It’s been months. You feel as though you’re slamming your head against the wall. You know your father isn’t safe at home. You don’t live close enough to be any real support. He’s refused to even talk about other care options. So, when you brought up the topic of assisted living, knowing the challenges he has faced, you assumed he would at least listen.
But, he won’t.
He won’t listen. He doesn’t even want to hear about it. Anytime you or somebody else starts talking about him moving, he gets angry, starts yelling, threatening, and eventually storms out of the room. He tells you to leave or simply hangs up the phone.
It can be frustrating, no doubt.
There is absolutely no question how frustrating these moments can be. When we have a close family member or friend who is simply adamantly opposed to listening to anything resembling good advice, what can we do?

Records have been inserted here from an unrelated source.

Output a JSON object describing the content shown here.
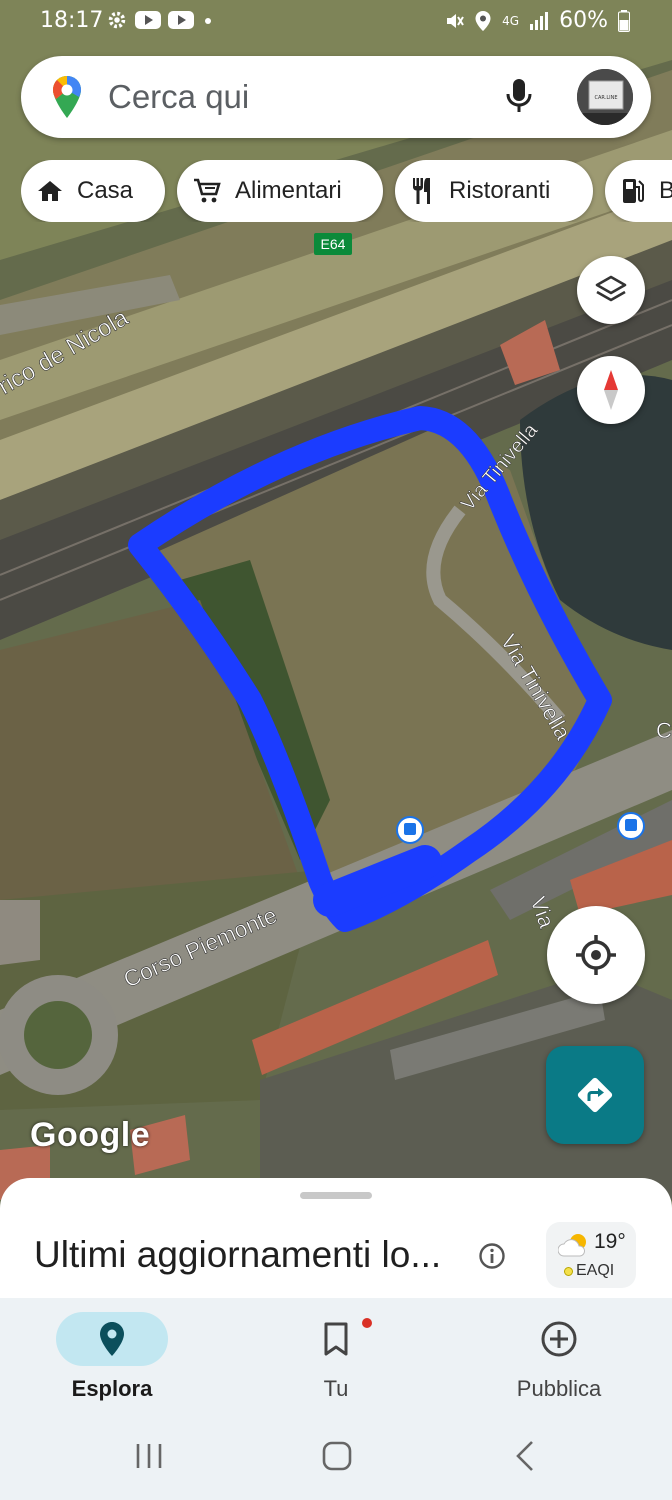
{
  "status_bar": {
    "time": "18:17",
    "network": "4G",
    "battery": "60%",
    "icons": [
      "settings-icon",
      "youtube-icon",
      "youtube-icon",
      "dot-icon",
      "mute-icon",
      "location-icon",
      "signal-icon",
      "battery-icon"
    ]
  },
  "search": {
    "placeholder": "Cerca qui",
    "avatar_text": "CAR.LINE"
  },
  "chips": [
    {
      "label": "Casa",
      "icon": "home-icon"
    },
    {
      "label": "Alimentari",
      "icon": "cart-icon"
    },
    {
      "label": "Ristoranti",
      "icon": "restaurant-icon"
    },
    {
      "label": "B",
      "icon": "fuel-icon"
    }
  ],
  "map": {
    "road_shield": "E64",
    "street_labels": {
      "de_nicola": "rico de Nicola",
      "tinivella_top": "Via Tinivella",
      "tinivella": "Via Tinivella",
      "corso_piemonte": "Corso Piemonte",
      "via_right": "Via",
      "c_right": "C"
    },
    "outline_color": "#1b3cff",
    "attribution": "Google"
  },
  "sheet": {
    "title": "Ultimi aggiornamenti lo...",
    "weather": {
      "temp": "19°",
      "aqi": "EAQI"
    }
  },
  "bottom_nav": [
    {
      "label": "Esplora",
      "icon": "explore-pin-icon",
      "active": true
    },
    {
      "label": "Tu",
      "icon": "bookmark-icon",
      "active": false
    },
    {
      "label": "Pubblica",
      "icon": "add-circle-icon",
      "active": false
    }
  ],
  "colors": {
    "accent": "#0a7a86",
    "active_pill": "#c2e7f1",
    "outline": "#1b3cff"
  }
}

As an independent and autonomous individual, your father has every right to decide what happens in his life. He may refuse other types of assistance, and even though you may be completely convinced that assisted living is a great thing for him to consider, especially with regard to the various activities, dining facilities, friends he could meet, and other benefits, it is still his right to decide where he lives and what type of help he gets.
There are ways to open up the conversation.

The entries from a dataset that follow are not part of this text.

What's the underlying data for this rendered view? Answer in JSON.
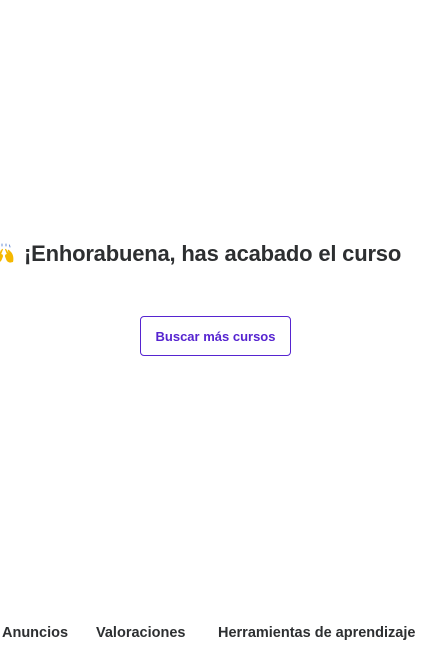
{
  "congrats": {
    "emoji": "raising-hands-icon",
    "message": "¡Enhorabuena, has acabado el curso"
  },
  "cta": {
    "label": "Buscar más cursos"
  },
  "tabs": [
    {
      "label": "Anuncios"
    },
    {
      "label": "Valoraciones"
    },
    {
      "label": "Herramientas de aprendizaje"
    }
  ],
  "colors": {
    "accent": "#5624d0",
    "text": "#2d2f31",
    "emoji": "#f5b800"
  }
}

Instead of trying to push the issue, which is only going to create more tension in the relationship, one of the best strategies moving forward is to focus in on the challenges he’s facing at the moment. Does he have difficulty going up and down stairs? Has he given up certain activities or hobbies?
Does he no longer spend time with friends? Have some of his friends moved away or passed away and he feels lonely?
These are topics that you could bring up slowly, one little bit at a time. Ask him what he did during the day. Ask him what his plans are for the rest of the day or tomorrow. Bring up something he used to do regularly, but doesn’t seem to partake in anymore. Ask him why he isn’t pursuing those things.
When a senior begins thinking about all of these changes, even longing for times when he or she was doing a lot of things outside the house, it can be a great way to get them wondering if it truly is possible to do at least some of these things or, at the very least, to be a bit more active.
Assisted living can offer many seniors that opportunity, and getting him to think about how it could be possible once again to live life to its fullest, with the right environment, he may be more open to at least listening to this option.